Many South Sudanese communities in regions unreached by mass media continue to use traditional forms of communication such as drum beating, horn blowing, smoke signals, songs, dances, ululations and runners. These forms of communication have been practiced and mastered over years of civil war in South Sudan and have proved to be effective, becoming the preferred choice of communication for many. The costs and mistrust attached to technology, coupled up with limitations in the digital and print communication, have given rise to the use of traditional communication even in areas where traditional mass media are available.

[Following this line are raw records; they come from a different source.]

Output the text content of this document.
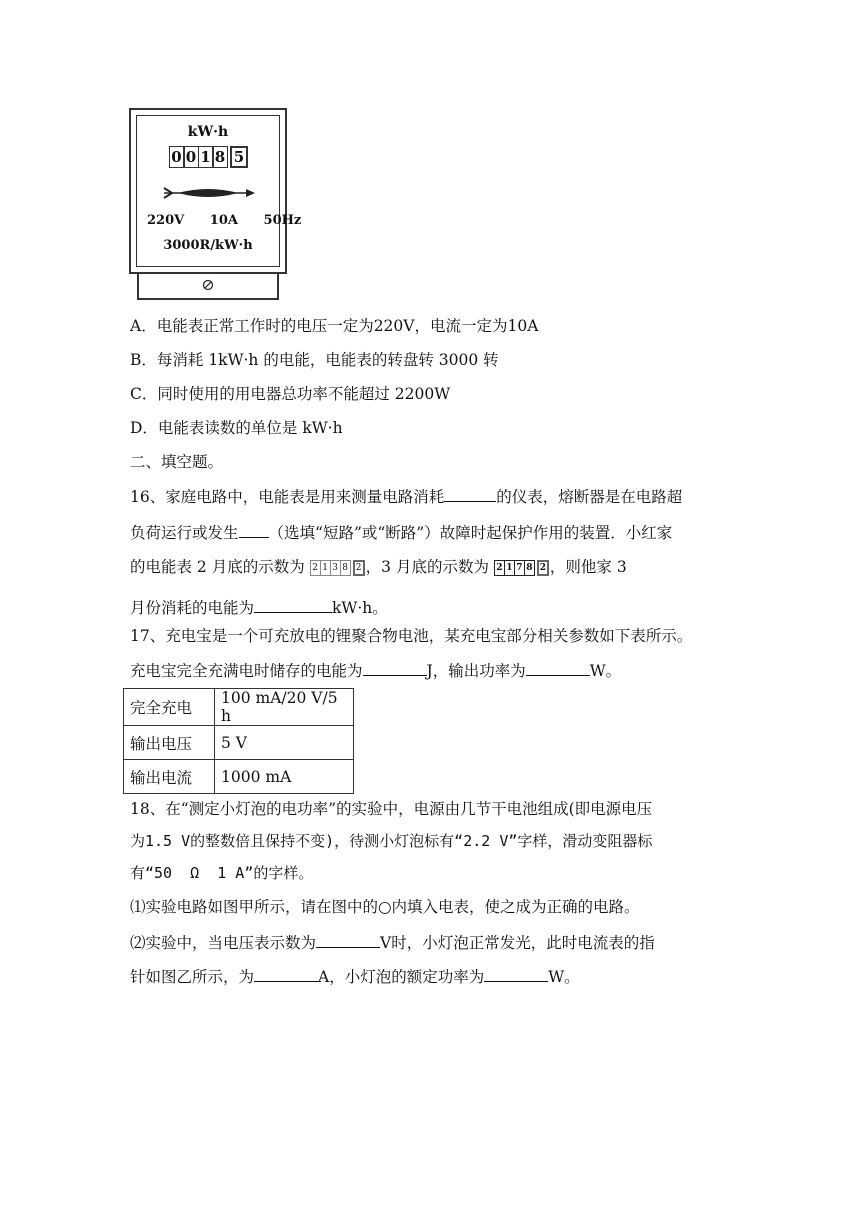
kW·h
0 0 1 8 5
220V   10A   50Hz
3000R/kW·h
A．电能表正常工作时的电压一定为220V，电流一定为10A
B．每消耗 1kW·h 的电能，电能表的转盘转 3000 转
C．同时使用的用电器总功率不能超过 2200W
D．电能表读数的单位是 kW·h
二、填空题。
16、家庭电路中，电能表是用来测量电路消耗	的仪表，熔断器是在电路超
负荷运行或发生 （选填“短路”或“断路”）故障时起保护作用的装置．小红家
的电能表 2 月底的示数为 2 1 3 8 2 ，3 月底的示数为 2 1 7 8 2 ，则他家 3
月份消耗的电能为	kW·h。
17、充电宝是一个可充放电的锂聚合物电池，某充电宝部分相关参数如下表所示。
充电宝完全充满电时储存的电能为	J，输出功率为	W。
完全充电	100 mA/20 V/5 h
输出电压	5 V
输出电流	1000 mA
18、在“测定小灯泡的电功率”的实验中，电源由几节干电池组成(即电源电压
为1.5 V的整数倍且保持不变)，待测小灯泡标有“2.2 V”字样，滑动变阻器标
有“50  Ω  1 A”的字样。
⑴实验电路如图甲所示，请在图中的○内填入电表，使之成为正确的电路。
⑵实验中，当电压表示数为	V时，小灯泡正常发光，此时电流表的指
针如图乙所示，为	A，小灯泡的额定功率为	W。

The displaced people and those fleeing conflict in South Sudan use non-verbal communication such as horn blowing and smoke signals to warn others of imminent dangers. As South Sudan currently has 64 different ethnic groups, there is no cross-cutting communication tool used across the country but the methods mentioned above are similarly used depending on context and time of the year. For instance, methods used during the rainy season are different from the ones used in the dry season. The communication forms also vary depending on gender. Women are known to use ululation and shouting whereas men mostly employ horn blowing and feet thumping.
According to a 2017 survey by the Reach Initiative conducted in partnership with Internews, word-of-mouth (relayed via mobile phones and opinion leaders) maintained a popular trend. The survey indicates that among those who primarily received information in person or on the phone, friends and relatives were the most trusted source of information. Throughout the years of civil war, communication infrastructures were either destroyed and/or shutdown which gave rise to the use of known forms of communication to send warning messages and signals.
South Sudanese cultures and languages have traditionally been enriched by dances and songs. In the capital, Juba, the South Sudan Theatre Organisation has continued to stage performances with songs and dances that illuminate the narratives of the war. The rise in popularity of stage performances has gained traction to the other mass media forms. Generally, the huge cost of mass media and the lack of interactivity using non-verbal cues have given rise to traditional forms of communication in communities where huge values is placed on communications cues.